Wilke: Es gibt immer große Diskussionen, und das ist auch gut so. Natürlich gibt es objektive Kriterien wie zum Beispiel: Wie ist die Formsprache? Ist der Stoff relevant? Gibt es eine Stimmigkeit zwischen Methode und dem, was inhaltlich vermittelt wird? Gleichzeitig ist es so, dass man jedes Jahr an jedem Buch die Kriterien neu entwickeln muss. Und das ist die eigentliche Diskussion, die dann auch so Spaß macht. Es geht darum, was ein wichtiges Buch in dieser Zeit ist, und da spielt auch die Prägung des Blicks durch den ganzen Kontext eine Rolle. Da fließt durchaus mit ein, was uns in diesem Jahr wichtig ist, worauf wollen wir dieses Jahr den Scheinwerfer richten?
In der Kategorie der Belletristik haben wir schon über das Buch von Anke Feuchtenberger und über die Graphic Novel gesprochen. Aber es gibt da auch andere Namen, die zum Teil bekannt, zum Teil unbekannter sind.
Wilke: Ja. Mir ist in letzter Zeit, eigentlich seit der Corona-Zeit aufgefallen, dass es sehr spannend ist, was jüngere Autor*innen im Moment machen. Gleichzeitig kommt es mir manchmal vor, als ob es bei manchen Schreibenden auch eine gewisse Blockade gibt in dem Sinne, dass es gerade unheimlich schwierig ist, eine Formsprache für die Komplexität der Konfliktlagen zu finden. Damit meine ich nicht, dass in der Literatur immer aktualistisch auf die gesellschaftlichen Konflikte geschrieben werden muss. Aber ich glaube schon, dass die Konflikte die Schreibenden beeinflussen. Ich merke das bei den Jüngeren, als ob die da einen direkteren Zugriff haben und weniger Skrupel im Umgang mit der Sprache. Das gilt zum Beispiel für Barbi Marković, Dana Vowinckel als auch Inga Machel, die sehr unterschiedlich schreiben, aber schon einen sehr speziellen Zugriff aufs Erzählen haben.

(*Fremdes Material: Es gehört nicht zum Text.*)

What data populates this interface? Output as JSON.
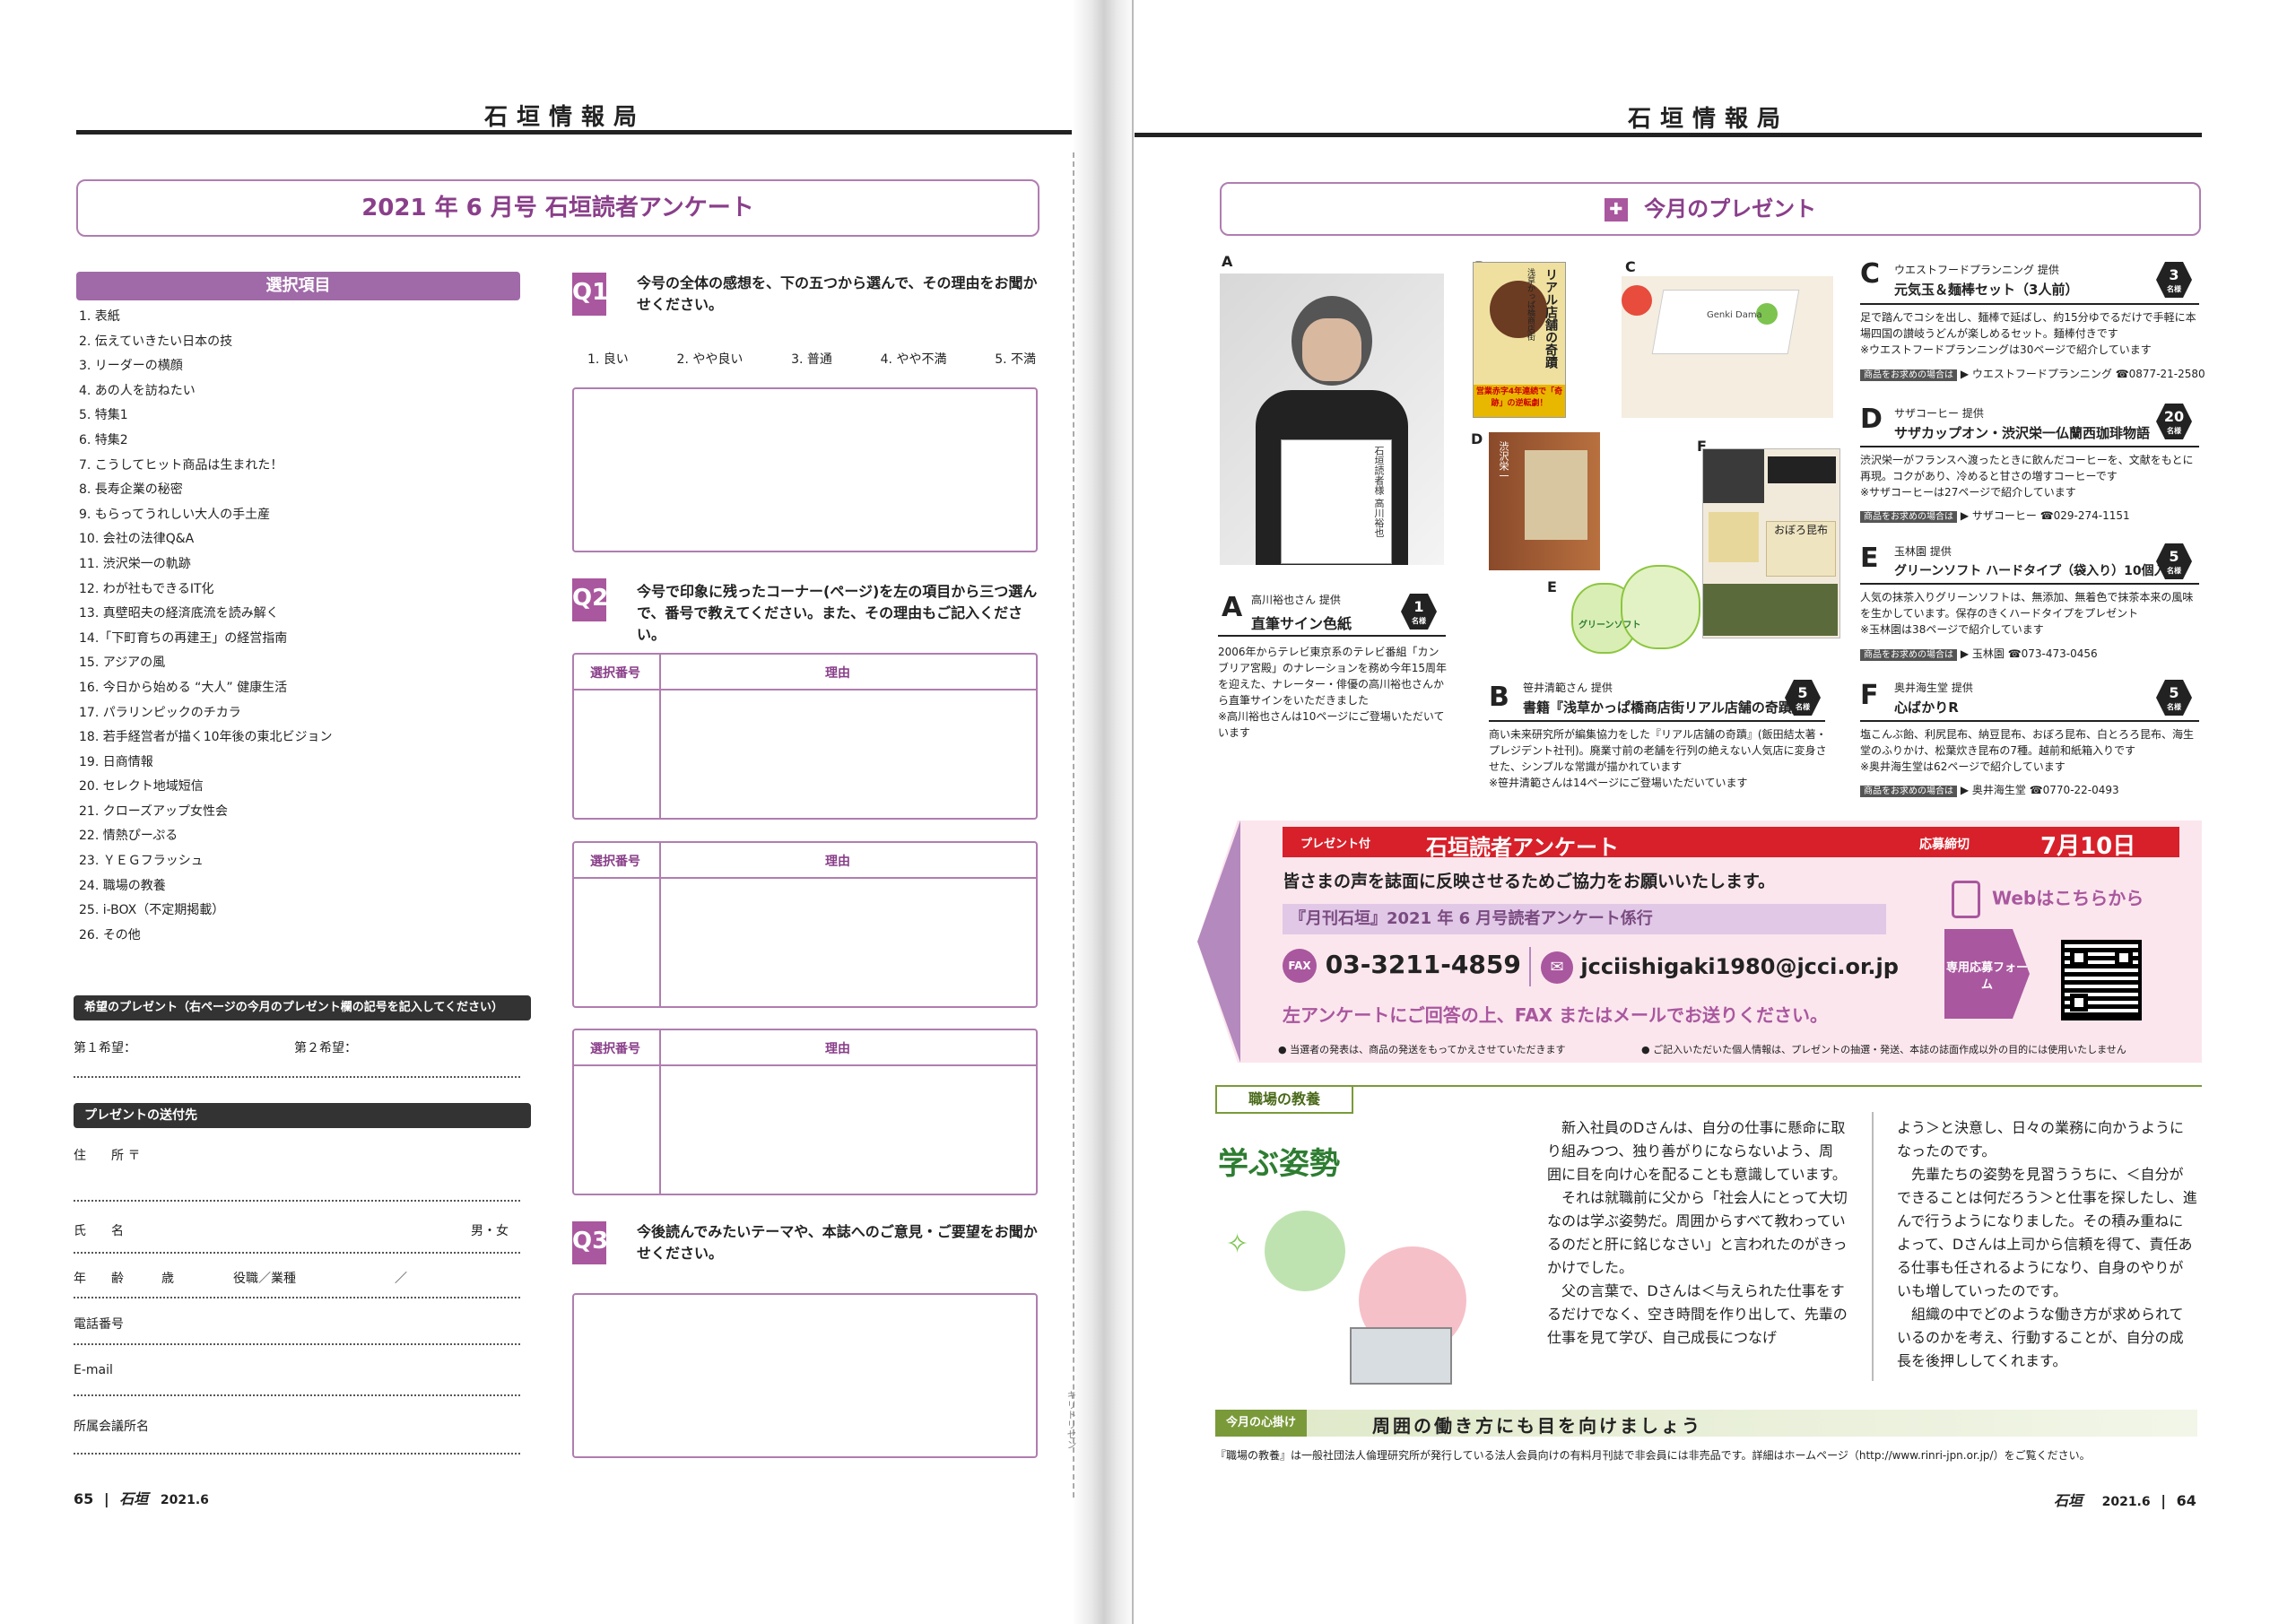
{
  "header": {
    "left_title": "石垣情報局",
    "right_title": "石垣情報局"
  },
  "left": {
    "survey_title": "2021 年 6 月号  石垣読者アンケート",
    "selection_header": "選択項目",
    "items": [
      "1.  表紙",
      "2.  伝えていきたい日本の技",
      "3.  リーダーの横顔",
      "4.  あの人を訪ねたい",
      "5.  特集1",
      "6.  特集2",
      "7.  こうしてヒット商品は生まれた！",
      "8.  長寿企業の秘密",
      "9.  もらってうれしい大人の手土産",
      "10.  会社の法律Q&A",
      "11.  渋沢栄一の軌跡",
      "12.  わが社もできるIT化",
      "13.  真壁昭夫の経済底流を読み解く",
      "14.「下町育ちの再建王」の経営指南",
      "15.  アジアの風",
      "16.  今日から始める “大人” 健康生活",
      "17.  パラリンピックのチカラ",
      "18.  若手経営者が描く10年後の東北ビジョン",
      "19.  日商情報",
      "20.  セレクト地域短信",
      "21.  クローズアップ女性会",
      "22.  情熱ぴーぷる",
      "23.  ＹＥＧフラッシュ",
      "24.  職場の教養",
      "25.  i-BOX（不定期掲載）",
      "26.  その他"
    ],
    "present_wish_header": "希望のプレゼント（右ページの今月のプレゼント欄の記号を記入してください）",
    "wish1": "第１希望：",
    "wish2": "第２希望：",
    "destination_header": "プレゼントの送付先",
    "address_label": "住　　所 〒",
    "name_label": "氏　　名",
    "gender_label": "男・女",
    "age_label": "年　　齢　　　歳",
    "position_label": "役職／業種",
    "slash": "／",
    "phone_label": "電話番号",
    "email_label": "E-mail",
    "chamber_label": "所属会議所名",
    "q1": {
      "mark": "Q1",
      "text": "今号の全体の感想を、下の五つから選んで、その理由をお聞かせください。",
      "options": [
        "1. 良い",
        "2. やや良い",
        "3. 普通",
        "4. やや不満",
        "5. 不満"
      ]
    },
    "q2": {
      "mark": "Q2",
      "text": "今号で印象に残ったコーナー(ページ)を左の項目から三つ選んで、番号で教えてください。また、その理由もご記入ください。"
    },
    "col_number": "選択番号",
    "col_reason": "理由",
    "q3": {
      "mark": "Q3",
      "text": "今後読んでみたいテーマや、本誌へのご意見・ご要望をお聞かせください。"
    },
    "footer_page": "65",
    "footer_brand": "石垣",
    "footer_issue": "2021.6",
    "cut_text": "キリトリセン"
  },
  "right": {
    "present_title": "今月のプレゼント",
    "A": {
      "letter": "A",
      "provider": "高川裕也さん 提供",
      "title": "直筆サイン色紙",
      "count": "1",
      "unit": "名様",
      "desc": "2006年からテレビ東京系のテレビ番組「カンブリア宮殿」のナレーションを務め今年15周年を迎えた、ナレーター・俳優の高川裕也さんから直筆サインをいただきました\n※高川裕也さんは10ページにご登場いただいています"
    },
    "B": {
      "letter": "B",
      "provider": "笹井清範さん 提供",
      "title": "書籍『浅草かっぱ橋商店街リアル店舗の奇蹟』",
      "count": "5",
      "unit": "名様",
      "desc": "商い未来研究所が編集協力をした『リアル店舗の奇蹟』(飯田結太著・プレジデント社刊)。廃業寸前の老舗を行列の絶えない人気店に変身させた、シンプルな常識が描かれています\n※笹井清範さんは14ページにご登場いただいています"
    },
    "C": {
      "letter": "C",
      "provider": "ウエストフードプランニング 提供",
      "title": "元気玉＆麺棒セット（3人前）",
      "count": "3",
      "unit": "名様",
      "desc": "足で踏んでコシを出し、麺棒で延ばし、約15分ゆでるだけで手軽に本場四国の讃岐うどんが楽しめるセット。麺棒付きです\n※ウエストフードプランニングは30ページで紹介しています",
      "shop_label": "商品をお求めの場合は",
      "shop": "ウエストフードプランニング",
      "tel": "☎0877-21-2580"
    },
    "D": {
      "letter": "D",
      "provider": "サザコーヒー 提供",
      "title": "サザカップオン・渋沢栄一仏蘭西珈琲物語",
      "count": "20",
      "unit": "名様",
      "desc": "渋沢栄一がフランスへ渡ったときに飲んだコーヒーを、文献をもとに再現。コクがあり、冷めると甘さの増すコーヒーです\n※サザコーヒーは27ページで紹介しています",
      "shop_label": "商品をお求めの場合は",
      "shop": "サザコーヒー",
      "tel": "☎029-274-1151"
    },
    "E": {
      "letter": "E",
      "provider": "玉林園 提供",
      "title": "グリーンソフト ハードタイプ（袋入り）10個入り",
      "count": "5",
      "unit": "名様",
      "desc": "人気の抹茶入りグリーンソフトは、無添加、無着色で抹茶本来の風味を生かしています。保存のきくハードタイプをプレゼント\n※玉林園は38ページで紹介しています",
      "shop_label": "商品をお求めの場合は",
      "shop": "玉林園",
      "tel": "☎073-473-0456"
    },
    "F": {
      "letter": "F",
      "provider": "奥井海生堂 提供",
      "title": "心ばかりR",
      "count": "5",
      "unit": "名様",
      "desc": "塩こんぶ飴、利尻昆布、納豆昆布、おぼろ昆布、白とろろ昆布、海生堂のふりかけ、松葉炊き昆布の7種。越前和紙箱入りです\n※奥井海生堂は62ページで紹介しています",
      "shop_label": "商品をお求めの場合は",
      "shop": "奥井海生堂",
      "tel": "☎0770-22-0493"
    },
    "photo_book_title": "リアル店舗の奇蹟",
    "photo_book_sub": "浅草かっぱ橋商店街",
    "photo_book_band": "営業赤字4年連続で「奇跡」の逆転劇！",
    "photo_box_brand": "Genki Dama",
    "photo_e_label": "グリーンソフト",
    "photo_f_label": "おぼろ昆布",
    "photo_d_label": "渋沢栄一",
    "photo_shikishi": "石垣読者様 高川裕也",
    "survey": {
      "present_tag": "プレゼント付",
      "title": "石垣読者アンケート",
      "deadline_label": "応募締切",
      "deadline": "7月10日",
      "lead": "皆さまの声を誌面に反映させるためご協力をお願いいたします。",
      "dept": "『月刊石垣』2021 年 6 月号読者アンケート係行",
      "fax_label": "FAX",
      "fax": "03-3211-4859",
      "email": "jcciishigaki1980@jcci.or.jp",
      "instruction": "左アンケートにご回答の上、FAX またはメールでお送りください。",
      "web": "Webはこちらから",
      "form": "専用応募フォーム",
      "note1": "● 当選者の発表は、商品の発送をもってかえさせていただきます",
      "note2": "● ご記入いただいた個人情報は、プレゼントの抽選・発送、本誌の誌面作成以外の目的には使用いたしません"
    },
    "column": {
      "tag": "職場の教養",
      "title": "学ぶ姿勢",
      "col1": "　新入社員のDさんは、自分の仕事に懸命に取り組みつつ、独り善がりにならないよう、周囲に目を向け心を配ることも意識しています。\n　それは就職前に父から「社会人にとって大切なのは学ぶ姿勢だ。周囲からすべて教わっているのだと肝に銘じなさい」と言われたのがきっかけでした。\n　父の言葉で、Dさんは＜与えられた仕事をするだけでなく、空き時間を作り出して、先輩の仕事を見て学び、自己成長につなげ",
      "col2": "よう＞と決意し、日々の業務に向かうようになったのです。\n　先輩たちの姿勢を見習ううちに、＜自分ができることは何だろう＞と仕事を探したし、進んで行うようになりました。その積み重ねによって、Dさんは上司から信頼を得て、責任ある仕事も任されるようになり、自身のやりがいも増していったのです。\n　組織の中でどのような働き方が求められているのかを考え、行動することが、自分の成長を後押ししてくれます。",
      "tip_tag": "今月の心掛け",
      "tip": "周囲の働き方にも目を向けましょう",
      "footnote": "『職場の教養』は一般社団法人倫理研究所が発行している法人会員向けの有料月刊誌で非会員には非売品です。詳細はホームページ（http://www.rinri-jpn.or.jp/）をご覧ください。"
    },
    "footer_brand": "石垣",
    "footer_issue": "2021.6",
    "footer_page": "64"
  },
  "colors": {
    "purple": "#8a3f8a",
    "red": "#d8202a",
    "pink": "#fbe6ee"
  }
}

Wie sieht Ihre Arbeit in den kommenden Wochen aus? Denn jetzt muss ja die Entscheidung gefällt werden. Schauen Sie sich das alles noch mal genau durch, oder haben Sie sich im Grunde schon entschieden und haben es nur noch nicht veröffentlicht?
Wilke: Nein. Das Schöne an dieser Jury ist, das es tatsächlich ein wirkliches Gespräch ist, eine wirkliche Auseinandersetzung. Das heißt, wir lesen diese Bücher noch einmal genau mit dem vergleichenden Blick. Das ist schon noch mal ein Stück Arbeit, aber es ist jetzt ein anderer Modus, weil wir uns ein bisschen mehr Zeit nehmen können, um zu lesen.
Das Interview führte Friederike Westerhaus.